As an organisation we are committed to listening to the views of the providers that we regulate.

As well as listening to the feedback our inspectors receive from individual provider organisations, we also seek to understand what providers think about how CQC regulates them via our external coproduction groups, views gathered before, during and post inspection and via our own annual survey of all registered hospital providers. NHS Providers’ annual survey on regulation is another useful measure and I noted the results from this year’s survey with interest.

I was pleased to see an increase in respondents who said they thought that that CQC and NHS Improvement have become more closely aligned in the past 18 months. Working more closely with partners to agree a shared view of quality and avoid duplication is a priority for us, as set out in our five year strategy published last May. It is good to see that the progress we have made in ensuring a more coordinated approach with other regulators has been recognised by a number of NHS trusts. I was also encouraged to read that the proportion of providers who believe the regulatory framework for the NHS is working well has increased since the last time the survey was run in 2015.
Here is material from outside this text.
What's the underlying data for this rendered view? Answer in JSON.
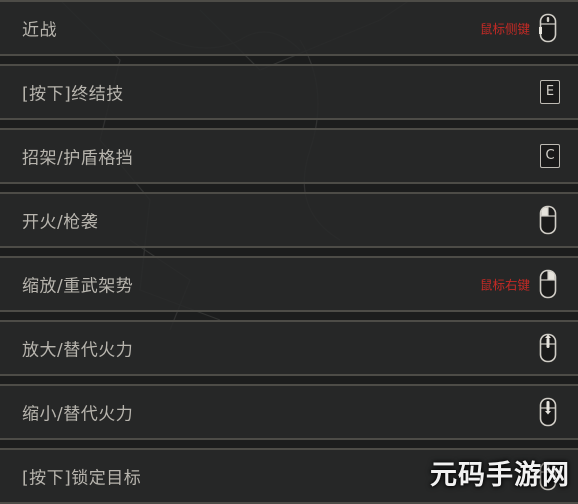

Sixty-eight per cent of respondents reported an increase in demand from regulators. Although this is a smaller proportion than in 2015, it is still relatively high. As we highlighted clearly in our State of Acute Hospitals report, the scale of the challenge that hospitals are now facing is now unprecedented – rising demand coupled with economic pressures are creating difficult-to-manage situations. We will continue to use our voice as the quality regulator for the whole of the health and adult social care system to highlight where gaps in that system are impacting on the quality of care in NHS trusts, a message we previously emphasised in our State of Care report 2016.
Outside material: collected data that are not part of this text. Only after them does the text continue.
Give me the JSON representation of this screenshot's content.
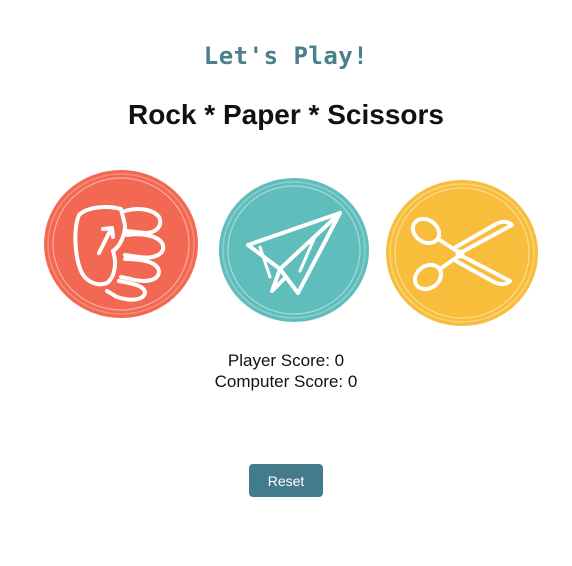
{
  "header": {
    "subtitle": "Let's Play!",
    "title": "Rock * Paper * Scissors"
  },
  "choices": [
    {
      "name": "rock",
      "icon": "fist-icon",
      "color": "#f26852"
    },
    {
      "name": "paper",
      "icon": "paper-plane-icon",
      "color": "#5fbdbb"
    },
    {
      "name": "scissors",
      "icon": "scissors-icon",
      "color": "#f8bd3b"
    }
  ],
  "scores": {
    "player_label": "Player Score: ",
    "player_value": "0",
    "computer_label": "Computer Score: ",
    "computer_value": "0"
  },
  "controls": {
    "reset_label": "Reset",
    "reset_color": "#437a8c"
  }
}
Our recent consultation which involved providers, their representative organisations and the wider public sought feedback on proposed changes to the way we regulate NHS trusts. The proposals are an evolution of our current approach to assessing and reporting on the five key questions at core service and provider level. They reflect CQC and NHSI’s plans to work jointly on future reviews of leadership and governance. We will be developing and further piloting our approach to inspecting well-led at trust level in the coming months, in collaboration with trusts and NHS Improvement. As part of this work we are keen to work with NHS providers to better understand the detail of any regulatory burden resulting from CQC and other organisations.

I was interested to read that 74 per cent of respondents to the NHS Providers survey reported that their CQC inspection had not highlighted any areas of concern that their board was not already aware of. Through our programme of comprehensive inspections of all acute hospital trusts I have received much first-hand feedback that our inspection reports have provided information that has helped trusts take action to improve quality of care, even when those issues were ones they were already aware of. Of the hospitals that responded to our post-inspection survey, 92% told us that the inspection visit had made them think about how they deliver care, and the same percentage mentioned the report had helped them take action to improve their service.

We have already seen how regulation has helped drive improvements with 11 trusts having increased their rating on re-inspection and 18 trusts having exited special measures to date. As a result, patients across England are receiving better and safer healthcare and providers are running higher quality services which, ultimately, is the key shared objective for trusts and regulators alike.

CQC’s purpose is to make sure that health and social care services provide people with safe, effective, compassionate, high-quality care, and to encourage care services to improve. Our evidence shows that the quality of care that people are receiving is improving with CQC’s involvement, but understanding more about our impact and how we can continue to support improvements in service delivery remains a priority.